Romani gente di fogna, proprio quelli che hanno civilizzato il mondo? Quelli che hanno dato la legge e il diritto a tutti gli altri popoli? Quelli, tanto per restare all’oggi, che hanno appena perduto un grande romano, Ennio Morricone, ma ne hanno tanti altri su cui contare perché, anche se a Sant’Ilario (Genova) non lo sanno, la storia non è acqua, anzi è un pezzo di futuro? Ed è fin troppo facile, come si sta facendo in queste ore sui social, stilare la lista dei presunti romani “de fogna” che hanno reso grande questa città e il Paese che rappresenta: oltre a Morricone e (tanto per dirne uno) dopo Cicerone, Anna Magnani e Aldo Fabrizi, Marcello Mastroianni e Alberto Sordi, Enrico Fermi e Guglielmo Marconi, e via così ma l’elenco riempirebbe un intero giornale, per non dire di quelli come Pirandello che Roma ha fatto immensi.

Non ci sarebbe neanche bisogno di fare i nomi dell’orgoglio romano. E basta ritornare al punto. Non è possibile farsi così piccoli - pur sentendosi un grande leader ma restando comico - fino al punto di perdere di vista la realtà. Che è quella di una capitale in declino non certo per colpa dei romani - come se i divani lasciati accanto al cassonetto a Milano non esistano e come se “li buffi” sotto altre diciture fossero sconosciuti nelle città del nord - ma a causa di chi, e Grillo è in cima alla lista, ha tradotto la neopolitica in cattiva amministrazione. E ora pretende pure di dare lezioni di maccheronico stile. Dimenticando tra un insulto e l’altro (“Roma zoccola”, “Monnezza di persone”), che la Capitale è finita penultima nella classifica di come sono amministrati i Comuni e questo non certo per demerito di chi la abita.
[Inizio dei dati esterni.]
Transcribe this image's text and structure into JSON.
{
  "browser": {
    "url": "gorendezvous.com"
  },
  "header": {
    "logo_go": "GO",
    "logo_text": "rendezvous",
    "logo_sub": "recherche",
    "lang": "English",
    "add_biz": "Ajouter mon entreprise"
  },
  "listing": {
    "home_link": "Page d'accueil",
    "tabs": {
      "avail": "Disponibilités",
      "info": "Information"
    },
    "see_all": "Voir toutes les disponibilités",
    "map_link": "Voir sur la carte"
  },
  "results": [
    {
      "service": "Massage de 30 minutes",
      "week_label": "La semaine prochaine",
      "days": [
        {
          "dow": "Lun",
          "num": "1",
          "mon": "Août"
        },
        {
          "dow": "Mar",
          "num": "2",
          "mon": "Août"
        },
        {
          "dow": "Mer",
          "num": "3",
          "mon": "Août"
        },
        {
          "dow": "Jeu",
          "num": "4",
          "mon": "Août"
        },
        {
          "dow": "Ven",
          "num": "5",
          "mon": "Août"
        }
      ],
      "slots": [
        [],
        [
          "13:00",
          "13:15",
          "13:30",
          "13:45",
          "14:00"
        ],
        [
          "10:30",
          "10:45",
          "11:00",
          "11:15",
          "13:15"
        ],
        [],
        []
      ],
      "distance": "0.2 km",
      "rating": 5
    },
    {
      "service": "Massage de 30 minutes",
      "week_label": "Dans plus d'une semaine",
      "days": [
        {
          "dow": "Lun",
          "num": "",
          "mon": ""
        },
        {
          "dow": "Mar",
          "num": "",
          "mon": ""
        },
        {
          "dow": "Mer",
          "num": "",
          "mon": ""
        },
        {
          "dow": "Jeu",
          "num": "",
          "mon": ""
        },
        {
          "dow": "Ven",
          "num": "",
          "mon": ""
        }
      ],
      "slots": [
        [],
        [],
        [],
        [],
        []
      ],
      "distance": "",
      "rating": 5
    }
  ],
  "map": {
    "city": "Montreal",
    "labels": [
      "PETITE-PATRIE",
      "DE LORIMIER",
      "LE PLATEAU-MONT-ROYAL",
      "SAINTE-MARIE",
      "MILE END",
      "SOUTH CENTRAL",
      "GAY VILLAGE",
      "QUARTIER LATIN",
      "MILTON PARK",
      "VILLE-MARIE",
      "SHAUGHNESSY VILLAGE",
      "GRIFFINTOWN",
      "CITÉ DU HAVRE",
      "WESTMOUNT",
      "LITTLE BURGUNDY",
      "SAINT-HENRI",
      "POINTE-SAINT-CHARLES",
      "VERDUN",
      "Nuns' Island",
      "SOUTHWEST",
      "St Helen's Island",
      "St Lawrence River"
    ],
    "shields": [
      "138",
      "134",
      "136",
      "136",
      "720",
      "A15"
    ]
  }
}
Se Roma, come dice Grillo, non merita la Raggi, l’Italia non merita di avere un garante del governo nazionale che non senta profondamente l’importanza di questa capitale e calpesti quel vincolo patriottico che dovrebbe invece onorare. Una parola di biasimo, da parte di Conte e in difesa di Roma, verso un attacco così ci starebbe molto bene. Proprio perché non siamo di fronte a uno sghignazzo ma a un’offesa qualunquistica. C’è dell’astio nella satira sbagliata di Beppe forse perché Roma e i romani si sono rivelati irriducibili ad essere maltrattati da una politica che non meritano e non sopportano di dover patire questi anni di bassa cronaca non all’altezza della loro storia.